Hello Statalist,

1. Problem description

I have a data set that is produced by a data base in the format as in the table below, although this example is simplified. The data data set is outputted in a dataex script below the table. The data set is a result of merging two data sets, data1 and data2. In the example below the variable names show which variable comes from which data set. The two data sets are merged on country.

After I have this data I want to multiply the value in data2_varK with the value of the variable listed in data1_varY. So for country Aland I want to multiply data1_varY with data2_varK (22 * .25), but for Eland I wan to multiply data1_varZ with data2_varK (5 * .5).
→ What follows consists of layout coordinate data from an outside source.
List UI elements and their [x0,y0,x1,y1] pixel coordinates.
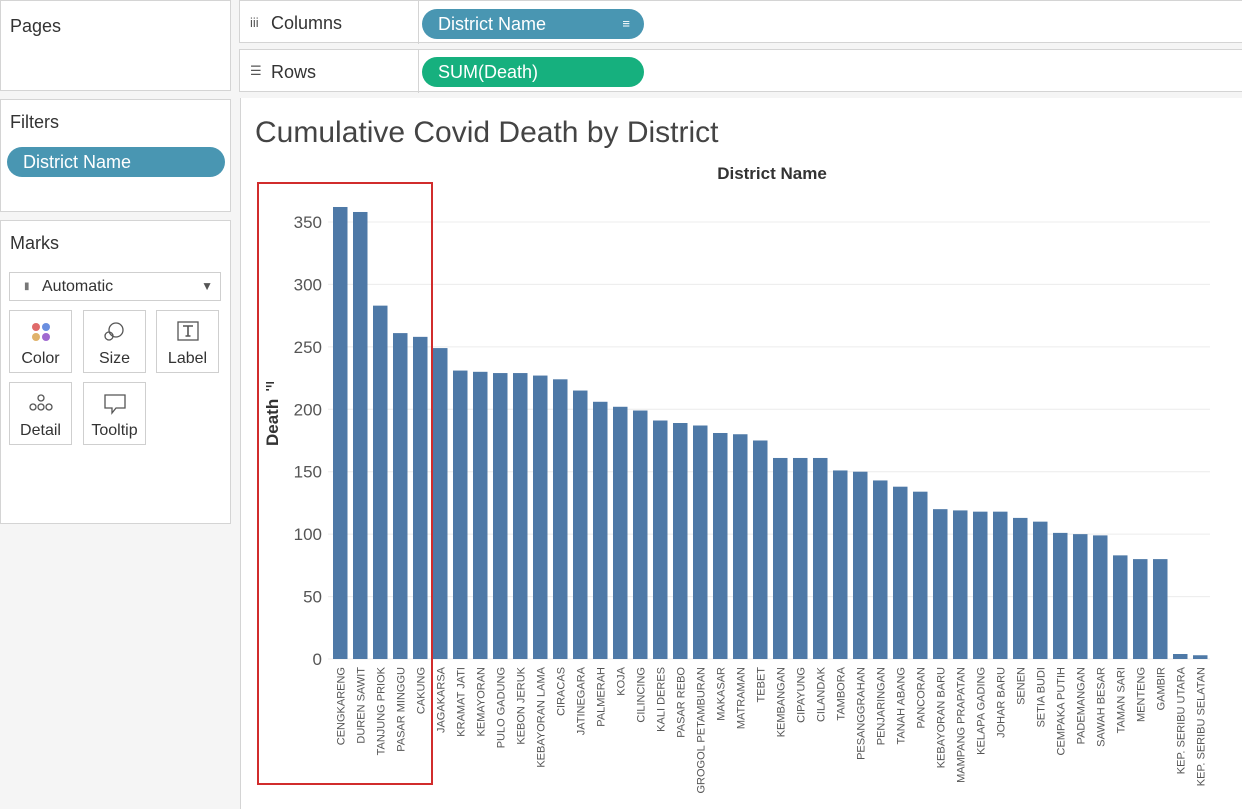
pages-panel: Pages [0,0,231,91]
columns-label: Columns [271,13,343,33]
marks-label: Marks [10,233,59,253]
size-card[interactable]: Size [83,310,146,373]
detail-card[interactable]: Detail [9,382,72,445]
pages-label: Pages [10,16,62,36]
detail-card-label: Detail [20,422,61,439]
columns-shelf: iii Columns District Name ≡ [239,0,1242,44]
mark-type-value: Automatic [42,278,114,295]
detail-icon [28,394,53,411]
filters-panel: Filters District Name [0,99,231,212]
rows-shelf: ☰ Rows SUM(Death) [239,49,1242,93]
rows-label: Rows [271,62,317,82]
filters-label: Filters [10,112,59,132]
color-icon [31,323,50,341]
chevron-down-icon[interactable]: ▼ [201,279,213,293]
size-card-label: Size [98,350,131,367]
tooltip-card[interactable]: Tooltip [83,382,146,445]
rows-icon: ☰ [250,63,262,78]
tooltip-card-label: Tooltip [91,422,138,439]
columns-pill-district-name[interactable]: District Name ≡ [422,9,644,39]
label-card-label: Label [167,350,208,367]
text-label-icon [176,321,199,341]
columns-pill-label: District Name [438,14,547,34]
filter-pill-district-name[interactable]: District Name [7,147,225,177]
tooltip-icon [103,394,126,415]
color-card-label: Color [21,350,60,367]
columns-icon: iii [250,15,259,30]
size-icon [103,322,124,341]
bar-chart-icon: ▮ [24,281,30,292]
mark-type-dropdown[interactable]: ▮ Automatic ▼ [9,272,221,301]
sort-icon: ≡ [622,16,630,31]
chart-area: Cumulative Covid Death by District Distr… [240,98,1242,809]
rows-pill-sum-death[interactable]: SUM(Death) [422,57,644,87]
chart-title: Cumulative Covid Death by District [255,116,719,149]
x-axis-header: District Name [717,164,827,183]
label-card[interactable]: Label [156,310,219,373]
color-card[interactable]: Color [9,310,72,373]
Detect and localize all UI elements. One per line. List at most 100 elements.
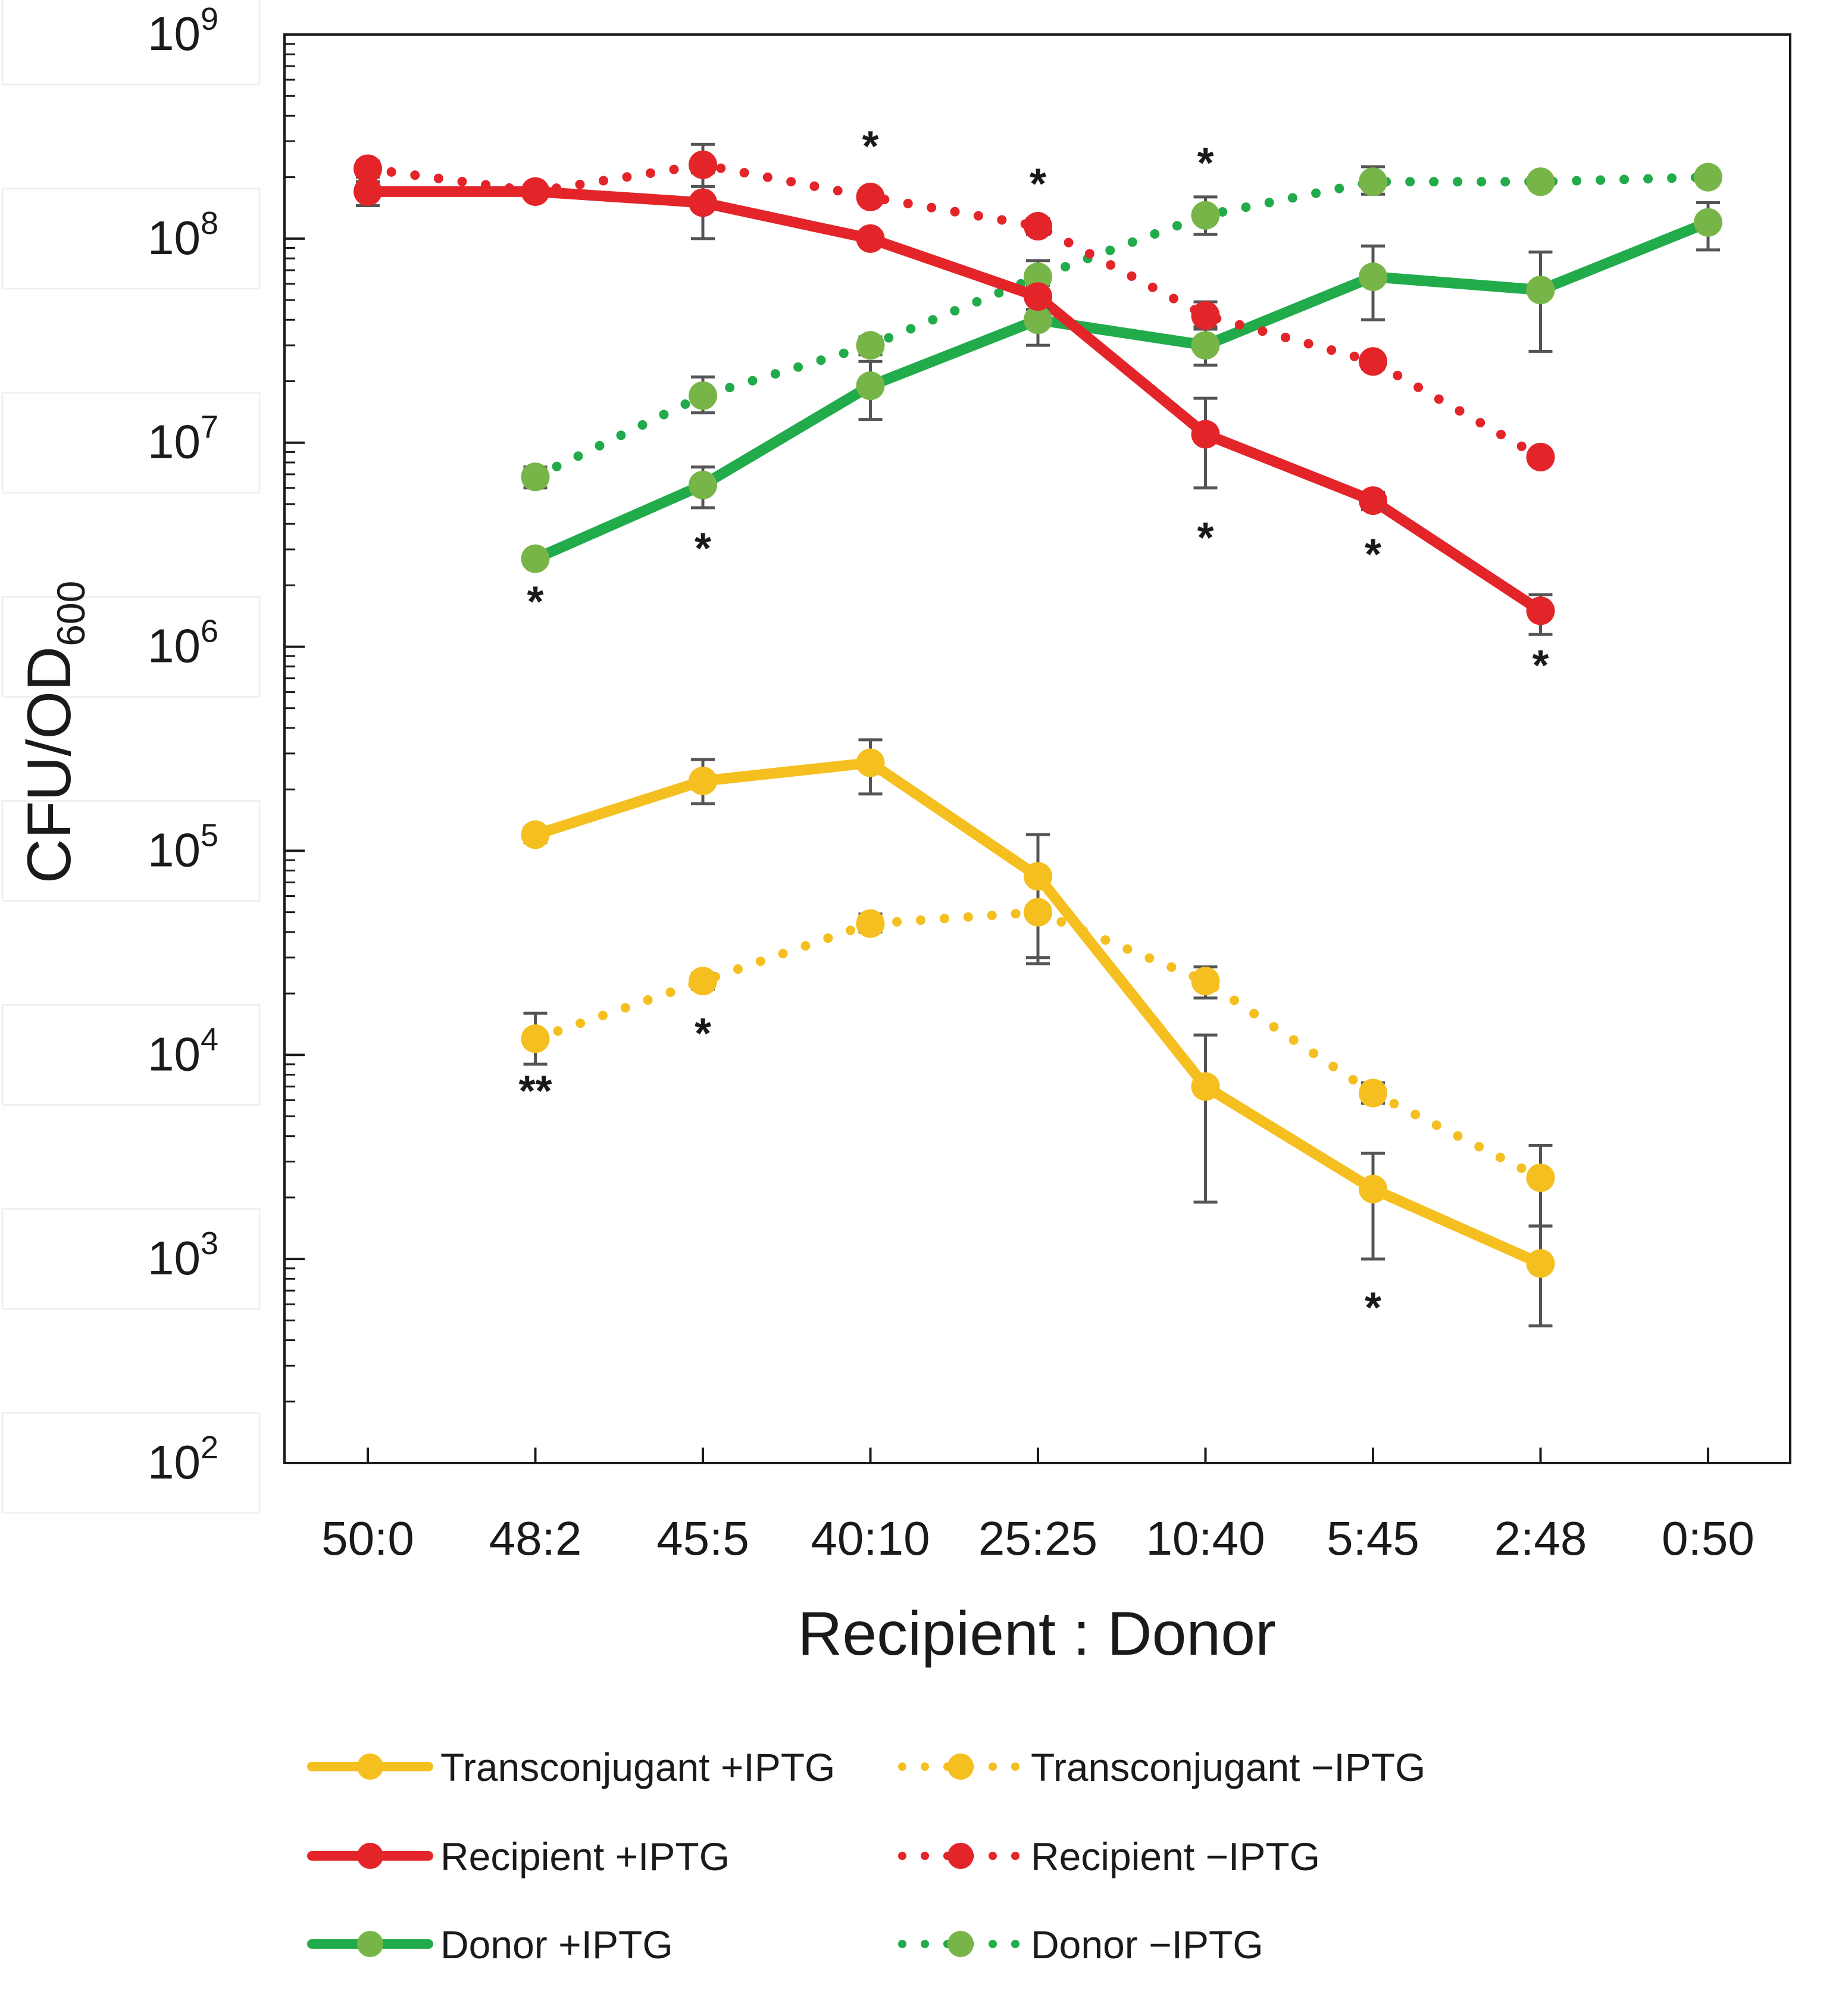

While most countries will only have the one value I want to use in data1_varX, data1_varY and data1_varZ, there are cases, like Cland in the example, that has multiple values.

We want to do this multiple times and sometimes it is not multiplication. It could also be generate a dummy if value in data1_varX, data1_varY or data1_varZ is higher than a cut-off value that also coming from data2.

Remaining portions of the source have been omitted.